Untitled Vent Post
Usually for my posts I plan out what I want to write about and how I’m going to write it - but lately I’ve been anhedonic about a lot of my hobbies. Consider this post a sort of “ramble” or “stream of consciousness” where I spill out whatever comes from my mind. If that’s not your thing then my next post should be more structured, meaningful, and thoughtful (hopefully).
I’ve been thinking a lot about finding meaning in a world that is scarce in meaning, that is, I’m constantly asking myself why it is I do what I do and what motivates me. I have a lot of interests besides what I write about here. Anthropology, theology, humanities, philosophy, are all subjects that interest me. Ultimately I want to help people, I want to keep learning, and I want to have enough leisure time to enjoy other activities such as painting or writing. In a sense, I know what I want to do but I’m losing my drive and passion.

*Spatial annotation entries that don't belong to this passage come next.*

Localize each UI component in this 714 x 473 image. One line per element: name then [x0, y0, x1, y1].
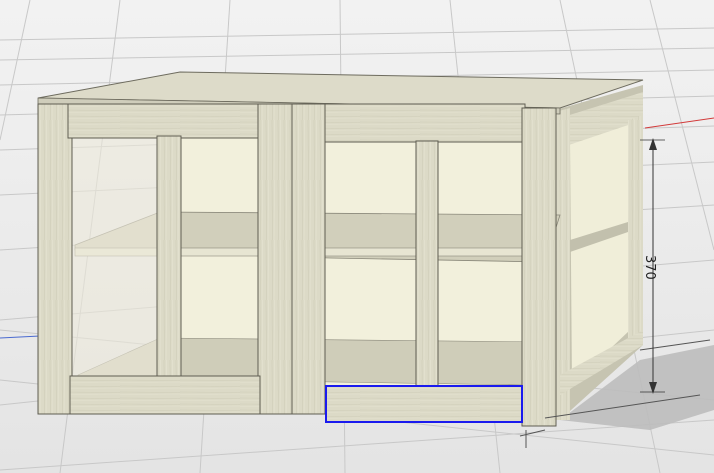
front-mullion-left[interactable] [156, 135, 182, 379]
front-stile-right[interactable] [521, 107, 557, 427]
3d-viewport[interactable]: 370 [0, 0, 714, 473]
dimension-label: 370 [642, 255, 657, 280]
front-stile-left[interactable] [37, 103, 73, 415]
front-top-rail-left[interactable] [67, 103, 261, 139]
front-mullion-right[interactable] [415, 140, 439, 387]
front-center-stile-left[interactable] [257, 103, 293, 415]
front-bottom-rail-right-selected[interactable] [325, 385, 523, 423]
front-bottom-rail-left[interactable] [69, 375, 261, 415]
front-center-stile-right[interactable] [291, 103, 326, 415]
front-top-rail-right[interactable] [324, 103, 526, 143]
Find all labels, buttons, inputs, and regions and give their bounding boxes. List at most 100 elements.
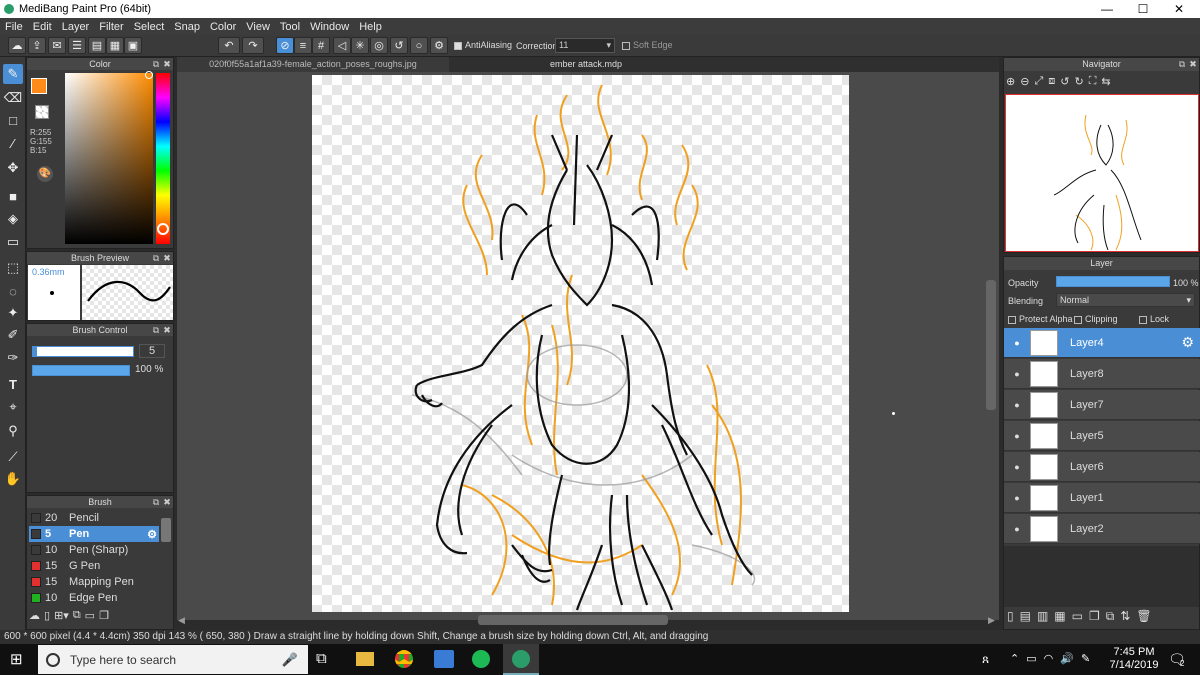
float-icon[interactable]: ⧉ [151,496,161,508]
notification-icon[interactable]: 🗨 2 [1168,651,1186,668]
hand-tool-icon[interactable]: ✋ [3,469,23,489]
folder-icon[interactable]: ▭ [85,609,95,627]
menu-select[interactable]: Select [129,21,170,33]
layer-row-layer7[interactable]: ● Layer7 [1004,390,1200,420]
brush-opacity-slider[interactable] [32,365,130,376]
clock[interactable]: 7:45 PM 7/14/2019 [1108,646,1160,672]
brush-list-scrollbar[interactable] [161,518,171,542]
brush-size-value[interactable]: 5 [139,344,165,358]
pen-icon[interactable]: ✎ [1081,652,1090,665]
drawing-canvas[interactable] [312,75,849,612]
chrome-icon[interactable] [395,650,413,668]
float-icon[interactable]: ⧉ [1177,58,1187,71]
windows-start-icon[interactable]: ⊞ [10,652,26,668]
comment-icon[interactable]: ✉ [48,37,66,54]
color-picker-cursor[interactable] [145,71,153,79]
gear-icon[interactable]: ⚙ [147,528,157,541]
magic-wand-tool-icon[interactable]: ✦ [3,303,23,323]
lasso-tool-icon[interactable]: ◌ [3,281,23,301]
settings-icon[interactable]: ⚙ [430,37,448,54]
scroll-right-icon[interactable]: ▶ [988,615,995,626]
trash-icon[interactable]: 🗑 [1136,609,1151,627]
copy-brush-icon[interactable]: ⧉ [73,609,81,627]
hue-slider[interactable] [156,73,170,244]
maximize-button[interactable]: ☐ [1126,0,1160,18]
antialiasing-checkbox[interactable]: AntiAliasing [454,40,512,50]
visibility-icon[interactable]: ● [1004,431,1030,441]
page-icon[interactable]: ▤ [88,37,106,54]
folder-icon[interactable]: ▭ [1072,609,1083,627]
minimize-button[interactable]: — [1090,0,1124,18]
brush-tool-icon[interactable]: ✎ [3,64,23,84]
battery-icon[interactable]: ▭ [1026,652,1036,665]
reset-view-icon[interactable]: ⛶ [1089,75,1097,93]
layer-opacity-slider[interactable] [1056,276,1170,287]
media-app-icon[interactable] [434,650,454,668]
menu-view[interactable]: View [241,21,275,33]
close-icon[interactable]: ✖ [162,252,172,264]
menu-edit[interactable]: Edit [28,21,57,33]
menu-window[interactable]: Window [305,21,354,33]
hue-handle[interactable] [157,223,169,235]
move-tool-icon[interactable]: ✥ [3,158,23,178]
bucket-tool-icon[interactable]: ◈ [3,209,23,229]
layer-row-layer8[interactable]: ● Layer8 [1004,359,1200,389]
divide-tool-icon[interactable]: ⟋ [3,447,23,467]
soft-edge-checkbox[interactable]: Soft Edge [622,40,673,50]
snap-off-icon[interactable]: ⊘ [276,37,294,54]
layer-row-layer4[interactable]: ● Layer4 ⚙ [1004,328,1200,358]
clipping-checkbox[interactable]: Clipping [1074,314,1118,324]
fill-rect-tool-icon[interactable]: ■ [3,186,23,206]
float-icon[interactable]: ⧉ [151,324,161,336]
merge-down-icon[interactable]: ⧉ [1106,609,1115,627]
perspective-snap-icon[interactable]: ◁ [333,37,351,54]
close-icon[interactable]: ✖ [1188,58,1198,71]
blending-select[interactable]: Normal ▾ [1056,293,1195,307]
share-icon[interactable]: ⇪ [28,37,46,54]
page-list-icon[interactable]: ▦ [106,37,124,54]
protect-alpha-checkbox[interactable]: Protect Alpha [1008,314,1073,324]
menu-file[interactable]: File [0,21,28,33]
grid-snap-icon[interactable]: # [312,37,330,54]
tab-ember-attack[interactable]: ember attack.mdp [450,57,722,72]
cloud-icon[interactable]: ☁ [8,37,26,54]
primary-color-swatch[interactable] [31,78,47,94]
close-icon[interactable]: ✖ [162,58,172,70]
circle-snap-icon[interactable]: ○ [410,37,428,54]
correction-select[interactable]: 11 ▾ [555,38,615,53]
visibility-icon[interactable]: ● [1004,462,1030,472]
menu-color[interactable]: Color [205,21,241,33]
palette-icon[interactable]: 🎨 [37,166,53,182]
new-halftone-layer-icon[interactable]: ▤ [1020,609,1031,627]
blur-tool-icon[interactable]: ⁄ [3,133,23,153]
task-view-icon[interactable]: ⧉ [316,650,327,667]
menu-tool[interactable]: Tool [275,21,305,33]
rotate-right-icon[interactable]: ↻ [1074,75,1083,93]
visibility-icon[interactable]: ● [1004,493,1030,503]
select-pen-tool-icon[interactable]: ✐ [3,325,23,345]
gradient-tool-icon[interactable]: ▭ [3,232,23,252]
select-eraser-tool-icon[interactable]: ✑ [3,348,23,368]
volume-icon[interactable]: 🔊 [1060,652,1074,665]
page-grid-icon[interactable]: ▣ [124,37,142,54]
brush-size-slider[interactable] [32,346,134,357]
float-icon[interactable]: ⧉ [151,252,161,264]
fit-icon[interactable]: ⤢ [1034,75,1043,93]
tab-reference-image[interactable]: 020f0f55a1af1a39-female_action_poses_rou… [177,57,449,72]
concentric-snap-icon[interactable]: ◎ [370,37,388,54]
people-icon[interactable]: ጸ [982,652,989,667]
canvas-horizontal-scrollbar[interactable] [478,615,668,625]
text-tool-icon[interactable]: T [3,374,23,394]
radial-snap-icon[interactable]: ✳ [351,37,369,54]
network-icon[interactable]: ◠ [1044,652,1054,665]
undo-icon[interactable]: ↶ [218,37,240,54]
menu-snap[interactable]: Snap [169,21,205,33]
dot-tool-icon[interactable]: □ [3,110,23,130]
canvas-vertical-scrollbar[interactable] [986,280,996,410]
brush-item[interactable]: 15 G Pen [29,558,159,574]
parallel-snap-icon[interactable]: ≡ [294,37,312,54]
brush-item[interactable]: 20 Pencil [29,510,159,526]
navigator-thumbnail[interactable] [1005,94,1199,252]
layer-row-layer5[interactable]: ● Layer5 [1004,421,1200,451]
actual-size-icon[interactable]: ⧈ [1048,75,1055,93]
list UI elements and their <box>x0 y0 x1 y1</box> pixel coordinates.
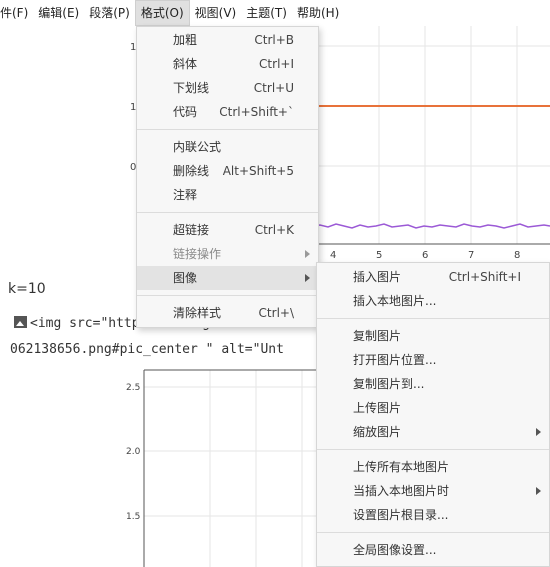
ytick-label: 2.0 <box>126 447 141 457</box>
menu-item-comment[interactable]: 注释 <box>137 183 318 207</box>
image-icon <box>14 316 27 328</box>
menu-item-upload-image[interactable]: 上传图片 <box>317 396 549 420</box>
menu-edit[interactable]: 编辑(E) <box>33 0 84 26</box>
chevron-right-icon <box>536 428 541 436</box>
chevron-right-icon <box>305 250 310 258</box>
menu-item-underline[interactable]: 下划线 Ctrl+U <box>137 76 318 100</box>
menu-item-copy-image[interactable]: 复制图片 <box>317 324 549 348</box>
editor-code-line-2: 062138656.png#pic_center " alt="Unt <box>10 342 284 357</box>
menu-file[interactable]: 件(F) <box>0 0 33 26</box>
menu-item-open-image-location[interactable]: 打开图片位置... <box>317 348 549 372</box>
menu-separator <box>317 318 549 319</box>
menu-separator <box>137 212 318 213</box>
menu-bar: 件(F) 编辑(E) 段落(P) 格式(O) 视图(V) 主题(T) 帮助(H) <box>0 0 550 26</box>
xtick-label: 5 <box>376 250 382 261</box>
ytick-label: 2.5 <box>126 383 140 393</box>
menu-item-upload-all-local-images[interactable]: 上传所有本地图片 <box>317 455 549 479</box>
menu-separator <box>317 532 549 533</box>
menu-item-set-image-root[interactable]: 设置图片根目录... <box>317 503 549 527</box>
format-menu: 加粗 Ctrl+B 斜体 Ctrl+I 下划线 Ctrl+U 代码 Ctrl+Shift… <box>136 26 319 328</box>
menu-help[interactable]: 帮助(H) <box>292 0 344 26</box>
menu-item-when-insert-local-image[interactable]: 当插入本地图片时 <box>317 479 549 503</box>
xtick-label: 7 <box>468 250 474 261</box>
menu-item-insert-image[interactable]: 插入图片 Ctrl+Shift+I <box>317 265 549 289</box>
menu-item-copy-image-to[interactable]: 复制图片到... <box>317 372 549 396</box>
xtick-label: 4 <box>330 250 336 261</box>
xtick-label: 8 <box>514 250 520 261</box>
menu-item-zoom-image[interactable]: 缩放图片 <box>317 420 549 444</box>
chevron-right-icon <box>536 487 541 495</box>
xtick-label: 6 <box>422 250 428 261</box>
menu-separator <box>137 295 318 296</box>
menu-item-image[interactable]: 图像 <box>137 266 318 290</box>
ytick-label: 1.5 <box>126 512 140 522</box>
menu-item-insert-local-image[interactable]: 插入本地图片... <box>317 289 549 313</box>
menu-item-link-actions: 链接操作 <box>137 242 318 266</box>
menu-item-clear-format[interactable]: 清除样式 Ctrl+\ <box>137 301 318 325</box>
menu-item-code[interactable]: 代码 Ctrl+Shift+` <box>137 100 318 124</box>
menu-item-inline-math[interactable]: 内联公式 <box>137 135 318 159</box>
menu-theme[interactable]: 主题(T) <box>241 0 292 26</box>
menu-separator <box>317 449 549 450</box>
menu-view[interactable]: 视图(V) <box>190 0 242 26</box>
menu-format[interactable]: 格式(O) <box>134 0 190 26</box>
chevron-right-icon <box>305 274 310 282</box>
image-submenu: 插入图片 Ctrl+Shift+I 插入本地图片... 复制图片 打开图片位置..… <box>316 262 550 567</box>
menu-item-bold[interactable]: 加粗 Ctrl+B <box>137 28 318 52</box>
menu-separator <box>137 129 318 130</box>
menu-item-italic[interactable]: 斜体 Ctrl+I <box>137 52 318 76</box>
menu-paragraph[interactable]: 段落(P) <box>84 0 135 26</box>
menu-item-global-image-settings[interactable]: 全局图像设置... <box>317 538 549 562</box>
menu-item-strikethrough[interactable]: 删除线 Alt+Shift+5 <box>137 159 318 183</box>
editor-text-k: k=10 <box>8 281 46 297</box>
menu-item-hyperlink[interactable]: 超链接 Ctrl+K <box>137 218 318 242</box>
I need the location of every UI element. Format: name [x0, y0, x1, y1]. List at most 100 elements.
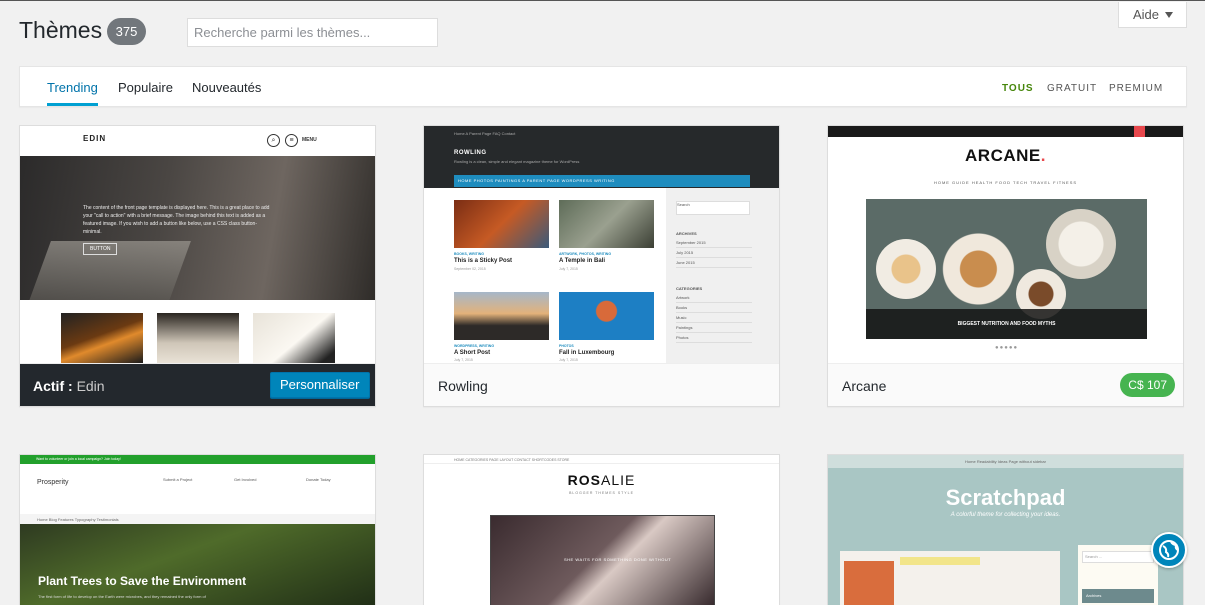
- preview-post-date: July 7, 2015: [454, 358, 473, 362]
- tab-populaire[interactable]: Populaire: [118, 67, 173, 106]
- preview-hero-caption: BIGGEST NUTRITION AND FOOD MYTHS: [866, 309, 1147, 339]
- preview-hero-caption: SHE WAITS FOR SOMETHING DONE WITHOUT: [564, 557, 672, 562]
- theme-name: Arcane: [842, 378, 887, 394]
- globe-icon-svg: [1159, 540, 1179, 560]
- preview-menu-label: MENU: [302, 137, 317, 143]
- preview-nav: HOME CATEGORIES PAGE LAYOUT CONTACT SHOR…: [424, 455, 779, 464]
- preview-post-title: A Short Post: [454, 350, 491, 356]
- preview-nav: HOME PHOTOS PAINTINGS A PARENT PAGE WORD…: [454, 175, 750, 187]
- theme-screenshot[interactable]: ARCANE. HOME GUIDE HEALTH FOOD TECH TRAV…: [828, 126, 1183, 363]
- preview-post-image: [454, 200, 549, 248]
- preview-search-icon: [1134, 126, 1145, 137]
- caret-down-icon: [1165, 12, 1174, 18]
- price-filter-tous[interactable]: Tous: [1002, 67, 1034, 106]
- preview-categories-title: CATEGORIES: [676, 286, 703, 291]
- preview-post-date: July 7, 2015: [559, 358, 578, 362]
- preview-site-subtitle: Rowling is a clean, simple and elegant m…: [454, 159, 580, 164]
- preview-logo-light: ALIE: [600, 472, 636, 488]
- preview-post-meta: BOOKS, WRITING: [454, 252, 484, 256]
- preview-post-image: [844, 561, 894, 605]
- preview-category-item: Artwork: [676, 293, 752, 303]
- theme-card-arcane[interactable]: ARCANE. HOME GUIDE HEALTH FOOD TECH TRAV…: [827, 125, 1184, 407]
- preview-plate: [1046, 209, 1116, 279]
- page-title: Thèmes: [19, 17, 103, 43]
- theme-screenshot[interactable]: Home Readability Ideas Page without side…: [828, 455, 1183, 605]
- preview-archives-title: Archives: [1082, 589, 1154, 603]
- preview-nav: Home Blog Features Typography Testimonia…: [20, 514, 375, 524]
- preview-post-title: Fall in Luxembourg: [559, 350, 615, 356]
- theme-name: Edin: [76, 378, 105, 394]
- preview-post-date: July 7, 2015: [559, 267, 578, 271]
- theme-price-badge: C$ 107: [1120, 373, 1175, 397]
- preview-logo-text: ARCANE: [965, 146, 1041, 165]
- preview-post-card: [840, 551, 1060, 605]
- tab-trending[interactable]: Trending: [47, 67, 98, 106]
- theme-active-bar: Actif : Edin Personnaliser: [20, 363, 375, 406]
- preview-sidebar: Search ARCHIVES September 2015 July 2015…: [676, 201, 752, 343]
- preview-logo: ARCANE.: [828, 146, 1183, 166]
- theme-screenshot[interactable]: Home A Parent Page FAQ Contact ROWLING R…: [424, 126, 779, 363]
- preview-main: BOOKS, WRITING This is a Sticky Post Sep…: [424, 188, 666, 363]
- preview-post-date: September 02, 2015: [454, 267, 486, 271]
- preview-category-item: Books: [676, 303, 752, 313]
- preview-category-item: Paintings: [676, 323, 752, 333]
- preview-category-item: Music: [676, 313, 752, 323]
- preview-thumb-city: [61, 313, 143, 363]
- preview-archives-title: ARCHIVES: [676, 231, 697, 236]
- preview-hero-subtitle: The first form of life to develop on the…: [38, 594, 206, 599]
- tab-nouveautes[interactable]: Nouveautés: [192, 67, 261, 106]
- theme-card-rosalie[interactable]: HOME CATEGORIES PAGE LAYOUT CONTACT SHOR…: [423, 454, 780, 605]
- theme-active-label: Actif : Edin: [33, 378, 105, 394]
- theme-search-input[interactable]: [187, 18, 438, 47]
- theme-card-rowling[interactable]: Home A Parent Page FAQ Contact ROWLING R…: [423, 125, 780, 407]
- preview-header: EDIN ⌕ ≡ MENU: [20, 126, 375, 156]
- price-filter-gratuit[interactable]: Gratuit: [1047, 67, 1097, 106]
- theme-screenshot[interactable]: Want to volunteer or join a local campai…: [20, 455, 375, 605]
- preview-post-image: [559, 292, 654, 340]
- preview-post-title: A Temple in Bali: [559, 258, 606, 264]
- help-tab-label: Aide: [1133, 7, 1160, 22]
- preview-sidebar-search: Search ...: [1082, 551, 1154, 563]
- globe-icon[interactable]: [1151, 532, 1187, 568]
- theme-screenshot[interactable]: HOME CATEGORIES PAGE LAYOUT CONTACT SHOR…: [424, 455, 779, 605]
- preview-nav-items: HOME PHOTOS PAINTINGS A PARENT PAGE WORD…: [458, 178, 615, 183]
- help-tab-button[interactable]: Aide: [1118, 2, 1187, 28]
- preview-slider-dots: ●●●●●: [995, 345, 1019, 351]
- price-filter-premium[interactable]: Premium: [1109, 67, 1163, 106]
- preview-hero-button: BUTTON: [83, 243, 118, 255]
- preview-thumb-desk: [253, 313, 335, 363]
- theme-card-prosperity[interactable]: Want to volunteer or join a local campai…: [19, 454, 376, 605]
- theme-filter-bar: Trending Populaire Nouveautés Tous Gratu…: [19, 66, 1187, 107]
- theme-name-bar: Rowling: [424, 363, 779, 406]
- preview-nav: HOME GUIDE HEALTH FOOD TECH TRAVEL FITNE…: [933, 180, 1078, 185]
- preview-post-title: This is a Sticky Post: [454, 258, 513, 264]
- preview-post-meta: ARTWORK, PHOTOS, WRITING: [559, 252, 612, 256]
- preview-hero-image: [20, 524, 375, 605]
- preview-site-name: Prosperity: [37, 479, 69, 486]
- preview-header-col: Get Involved: [234, 477, 257, 482]
- active-prefix: Actif :: [33, 378, 73, 394]
- preview-post-image: [454, 292, 549, 340]
- preview-topbar: [828, 126, 1183, 137]
- theme-name: Rowling: [438, 378, 488, 394]
- theme-card-edin[interactable]: EDIN ⌕ ≡ MENU The content of the front p…: [19, 125, 376, 407]
- preview-site-subtitle: A colorful theme for collecting your ide…: [950, 512, 1061, 518]
- preview-logo-dot: .: [1040, 146, 1046, 165]
- preview-category-item: Photos: [676, 333, 752, 343]
- preview-thumbnails: [20, 300, 375, 363]
- customize-button[interactable]: Personnaliser: [270, 372, 370, 398]
- preview-tape: [900, 557, 980, 565]
- theme-screenshot[interactable]: EDIN ⌕ ≡ MENU The content of the front p…: [20, 126, 375, 363]
- preview-sidebar: Search ... Archives: [1078, 545, 1158, 605]
- preview-logo: EDIN: [83, 134, 107, 143]
- preview-thumb-notebook: [157, 313, 239, 363]
- preview-plate: [876, 239, 936, 299]
- theme-card-scratchpad[interactable]: Home Readability Ideas Page without side…: [827, 454, 1184, 605]
- preview-header: Home A Parent Page FAQ Contact ROWLING R…: [424, 126, 779, 188]
- preview-post-meta: WORDPRESS, WRITING: [454, 344, 495, 348]
- preview-topbar: Want to volunteer or join a local campai…: [20, 455, 375, 464]
- preview-nav: Home Readability Ideas Page without side…: [828, 455, 1183, 468]
- preview-logo-bold: ROS: [567, 472, 601, 488]
- preview-header-col: Submit a Project: [163, 477, 193, 482]
- preview-site-title: Scratchpad: [945, 485, 1066, 510]
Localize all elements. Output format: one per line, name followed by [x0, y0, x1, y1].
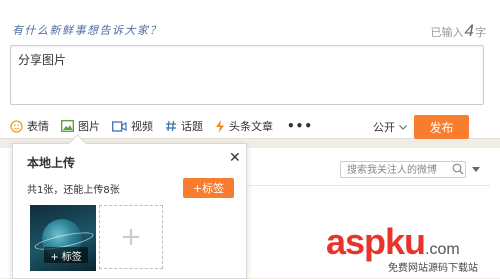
close-icon[interactable]: ✕ — [229, 150, 241, 166]
thumbnail-tag-button[interactable]: + 标签 — [44, 247, 88, 263]
popup-title: 本地上传 — [27, 156, 76, 170]
upload-popup: 本地上传 ✕ 共1张，还能上传8张 +标签 + 标签 + — [12, 134, 247, 279]
topic-button[interactable]: 话题 — [165, 118, 203, 134]
counter-suffix: 字 — [475, 27, 486, 39]
composer-prompt: 有什么新鲜事想告诉大家？ — [12, 24, 162, 37]
watermark-logo: aspku.com — [326, 224, 460, 260]
emoji-label: 表情 — [27, 120, 49, 133]
character-counter: 已输入 4 字 — [431, 21, 486, 41]
watermark-suffix: .com — [425, 241, 460, 258]
feed-search-input[interactable]: 搜索我关注人的微博 — [340, 161, 466, 178]
publish-button[interactable]: 发布 — [414, 115, 469, 139]
video-button[interactable]: 视频 — [112, 118, 153, 134]
topic-label: 话题 — [181, 120, 203, 133]
add-image-slot[interactable]: + — [99, 205, 163, 269]
counter-prefix: 已输入 — [430, 27, 464, 39]
video-label: 视频 — [131, 120, 153, 133]
chevron-down-icon — [399, 124, 407, 130]
video-icon — [112, 120, 127, 132]
watermark-subtitle: 免费网站源码下载站 — [388, 259, 478, 274]
upload-count-info: 共1张，还能上传8张 — [27, 185, 120, 196]
lightning-icon — [216, 119, 224, 133]
caret-down-icon[interactable] — [472, 167, 480, 172]
visibility-label: 公开 — [373, 121, 395, 134]
article-label: 头条文章 — [229, 120, 273, 133]
add-tag-button[interactable]: +标签 — [183, 178, 234, 198]
article-button[interactable]: 头条文章 — [215, 118, 273, 134]
post-textarea[interactable]: 分享图片 — [10, 45, 484, 105]
post-composer: 有什么新鲜事想告诉大家？ 已输入 4 字 分享图片 表情 图片 视频 话题 头条… — [0, 0, 500, 139]
hashtag-icon — [166, 120, 176, 132]
search-icon[interactable] — [452, 163, 464, 175]
visibility-dropdown[interactable]: 公开 — [373, 119, 407, 135]
image-button[interactable]: 图片 — [61, 118, 100, 134]
smiley-icon — [10, 119, 23, 133]
plus-icon: + — [120, 222, 142, 252]
watermark-main: aspku — [326, 221, 426, 262]
more-options-button[interactable]: ••• — [287, 119, 313, 133]
emoji-button[interactable]: 表情 — [10, 118, 49, 134]
post-text: 分享图片 — [18, 53, 67, 67]
image-icon — [61, 120, 74, 132]
image-label: 图片 — [78, 120, 100, 133]
composer-toolbar: 表情 图片 视频 话题 头条文章 ••• — [10, 117, 313, 135]
uploaded-thumbnail[interactable]: + 标签 — [30, 205, 96, 271]
counter-value: 4 — [464, 21, 474, 40]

I think this ultimately goes back to validation. Think about it like this - if you were to write a lengthy, beautiful-written, profound novel that took years to finish on par with The Brothers Karmazov. How are you supposed to get your magnum opus noticed if you don’t have any meaningful connections to a publishing industry? How will you know anyone has read your work without telling you they have? How will you know whether the book was ever even noteworthy if there is no one to praise or criticize it? Put another way, if you as an individual don’t have someone else to acknowledge you as a person, what you do, your thoughts or your feelings - is it fair to say that you even exist?
This is something I’ve been struggling with a lot lately. Why put in the effort in writing or other hobbies if it won’t benefit me materially, socially, mentally or physically? If these interests have no benefit on my “status” (i.e. my income, my standard of living, my appearance, etc) then I ultimately come away with these two thoughts:
- My interests are a waste of time, thus
- I should only be focusing on things that could benefit me materially, socially, psychologically, etc.
We do what we do because we want others to validate our work and our experiences. A professional chef wouldn’t be a chef if he had no one to cook for, no one to give him compliments, no one to pay him what he is owed for his talents. A person who cooks for their own self is just feeding themself. Likewise, the artist, the writer, and the musician need an audience. The average person needs that other special person in their life (be it a real friend or a significant other) to let them know how much they mean to them - and how different their life would be without them.
This is something that has been absent from my life for a long time. Anti-depressants such as Sertaline or Citalopram won’t wake me up in the morning with a warm embrace that my body desires or a warm smile that I’ve long been deprived of. For too long I’ve been told to “get over” these feelings and that I just need to ignore these thoughts. I tried to cope with my lack of friends and meaningful relationships with “hobbies” that meant something to me, but gradually the food lost its flavor and is now beginning to taste bitter. If you’re wondering why I go months at a time without contributing to this website, why I leave forums and stop posting, or why I don’t even bother to pick up a pencil - this is why.
I’m trying new things, however. I’m trying to make the most out of life with what little I have going for me. The start of the Missing Touch YouTube channel is brand new for me and will hopefully kick things into gear… but I can’t say for certain. All I can do now is hope for some sort of change in my life that’ll soothe the ache in my spirit.